To traverse the wasteland your group of rangers moves back and forth between points on a map, Indiana Jones style. Once you reach a region that you would like to enter, the world becomes open. You move the group using the left joystick and the camera with the right. Once an enemy sees you or you engage with an enemy, an encounter begins, and movement becomes restricted by a rectangular grid. You would think that it would be possible to set up a strategic approach in order to flank enemies, but it is actually quite challenging to do so. The camera is awful. It is near impossible to see anything in front of you. You literally feel like a rabbit, prey to anything as you traverse an area, with only peripheral vision to guide you. It is awkward to see where you are moving and it is impossible to predict the location of enemies from around a corner. Encounters often begin because you walk directly into an enemy.

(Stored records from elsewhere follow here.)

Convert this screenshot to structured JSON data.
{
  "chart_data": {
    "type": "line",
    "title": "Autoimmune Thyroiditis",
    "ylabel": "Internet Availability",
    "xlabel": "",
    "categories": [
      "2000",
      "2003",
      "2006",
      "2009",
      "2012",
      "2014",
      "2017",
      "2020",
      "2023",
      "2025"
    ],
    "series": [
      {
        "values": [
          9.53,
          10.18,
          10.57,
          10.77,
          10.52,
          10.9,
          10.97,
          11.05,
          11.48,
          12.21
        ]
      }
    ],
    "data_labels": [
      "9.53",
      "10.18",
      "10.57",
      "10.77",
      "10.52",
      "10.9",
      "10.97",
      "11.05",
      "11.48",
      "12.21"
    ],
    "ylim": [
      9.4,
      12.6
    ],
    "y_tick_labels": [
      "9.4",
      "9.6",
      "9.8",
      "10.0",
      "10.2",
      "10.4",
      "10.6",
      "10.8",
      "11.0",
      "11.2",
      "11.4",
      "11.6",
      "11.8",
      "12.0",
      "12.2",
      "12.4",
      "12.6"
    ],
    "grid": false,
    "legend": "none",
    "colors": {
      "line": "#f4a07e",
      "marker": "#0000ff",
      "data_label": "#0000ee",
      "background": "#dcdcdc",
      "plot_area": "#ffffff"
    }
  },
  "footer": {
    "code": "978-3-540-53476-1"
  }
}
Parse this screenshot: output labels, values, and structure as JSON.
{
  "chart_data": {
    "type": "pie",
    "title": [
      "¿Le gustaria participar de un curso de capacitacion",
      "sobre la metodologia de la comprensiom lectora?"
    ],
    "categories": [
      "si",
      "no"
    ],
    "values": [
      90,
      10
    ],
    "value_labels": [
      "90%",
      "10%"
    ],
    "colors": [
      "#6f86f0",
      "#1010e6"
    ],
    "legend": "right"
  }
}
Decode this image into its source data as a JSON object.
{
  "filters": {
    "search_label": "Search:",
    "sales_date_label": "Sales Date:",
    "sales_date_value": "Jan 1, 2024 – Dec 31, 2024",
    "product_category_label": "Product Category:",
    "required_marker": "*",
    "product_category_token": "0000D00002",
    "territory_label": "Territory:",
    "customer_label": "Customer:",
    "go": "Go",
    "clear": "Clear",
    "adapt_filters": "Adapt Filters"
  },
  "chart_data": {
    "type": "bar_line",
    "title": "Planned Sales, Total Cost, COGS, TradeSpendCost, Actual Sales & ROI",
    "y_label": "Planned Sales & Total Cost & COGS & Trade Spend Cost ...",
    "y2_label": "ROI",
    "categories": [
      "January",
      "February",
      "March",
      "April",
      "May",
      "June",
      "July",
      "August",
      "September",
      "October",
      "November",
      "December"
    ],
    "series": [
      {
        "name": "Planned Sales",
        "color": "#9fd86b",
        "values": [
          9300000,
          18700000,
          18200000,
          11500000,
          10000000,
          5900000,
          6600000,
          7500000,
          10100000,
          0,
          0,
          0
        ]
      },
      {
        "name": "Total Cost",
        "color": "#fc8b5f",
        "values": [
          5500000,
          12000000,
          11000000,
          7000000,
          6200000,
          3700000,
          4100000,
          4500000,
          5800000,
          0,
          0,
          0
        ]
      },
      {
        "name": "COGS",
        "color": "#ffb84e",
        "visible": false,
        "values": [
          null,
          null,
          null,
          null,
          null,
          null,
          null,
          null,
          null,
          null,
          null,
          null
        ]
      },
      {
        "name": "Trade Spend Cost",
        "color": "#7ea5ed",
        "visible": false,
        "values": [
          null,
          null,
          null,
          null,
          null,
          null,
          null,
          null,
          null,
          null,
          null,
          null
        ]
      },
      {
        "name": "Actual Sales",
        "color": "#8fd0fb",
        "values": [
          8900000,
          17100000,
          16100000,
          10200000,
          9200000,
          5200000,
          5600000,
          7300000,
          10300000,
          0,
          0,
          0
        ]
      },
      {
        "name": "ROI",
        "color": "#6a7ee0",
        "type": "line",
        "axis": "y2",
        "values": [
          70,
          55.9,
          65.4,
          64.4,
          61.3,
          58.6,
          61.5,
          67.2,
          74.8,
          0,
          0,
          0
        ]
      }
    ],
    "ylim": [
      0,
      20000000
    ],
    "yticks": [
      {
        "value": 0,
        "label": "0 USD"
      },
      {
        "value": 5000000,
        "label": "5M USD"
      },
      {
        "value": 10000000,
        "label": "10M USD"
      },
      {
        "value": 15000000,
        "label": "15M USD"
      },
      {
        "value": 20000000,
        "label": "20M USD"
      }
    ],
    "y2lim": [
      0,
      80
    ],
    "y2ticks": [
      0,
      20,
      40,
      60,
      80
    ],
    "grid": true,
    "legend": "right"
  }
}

Combat is incredibly average. I’m a fan of turn-based combat, but I found Wasteland 2 to bring nothing new to the style. It works, but it doesn’t improve upon any feature that hasn’t already been perfected. It tries to sell itself as more tactical than masterpieces of the turn-based genre such as XCOM: Enemy Unknown, but is actually just more complicated on account of a terrible interface and an unintuitive inventory. It costs Action Points to perform any action, but the amount of AP expended alters from weapon to weapon, person to person, and item to item. This adds frustration and confusion to combat, which is already mediocre enough. Statistics and numbers seem vague when a shotgun blast to the face removes one fifth of an enemy’s health bar and a pistol shot from ten meters away does triple the damage. As seen above, characters with an eighty percent chance to hit an enemy often miss two, three, four times in a row. The addition of friendly fire intrigued me, but was ultimately a letdown. The arc of fire cannot strafe, and due to the box-like grid characters cannot aim with precision. You look at an enemy and you fire at that enemy. You cannot angle your shots so that shrapnel will hit the most enemies, and you cannot line up shots so as not to hit your friends. Combat is outdated and is lacking sophistication.

There are few redeeming features here, but the writing is well done and the stories behind missions are often interesting. Interacting with other people and choosing what to say is exciting, and I enjoy examining the personalities of different characters in a world so desolate. It’s unfortunate that other features detract so much from the atmosphere, because it makes the parts that I do enjoy hard to appreciate.

Summary

Those feeling truly nostalgic for Wasteland or Fallout 1 or 2 might enjoy themselves here, and those heavily invested in RPGs will assuredly find some features redeeming, but for the general population of gamers, Wasteland 2 is an old game with old mechanics attempting to disguise itself as something new. It’s just as bland as the desert future that it foretells.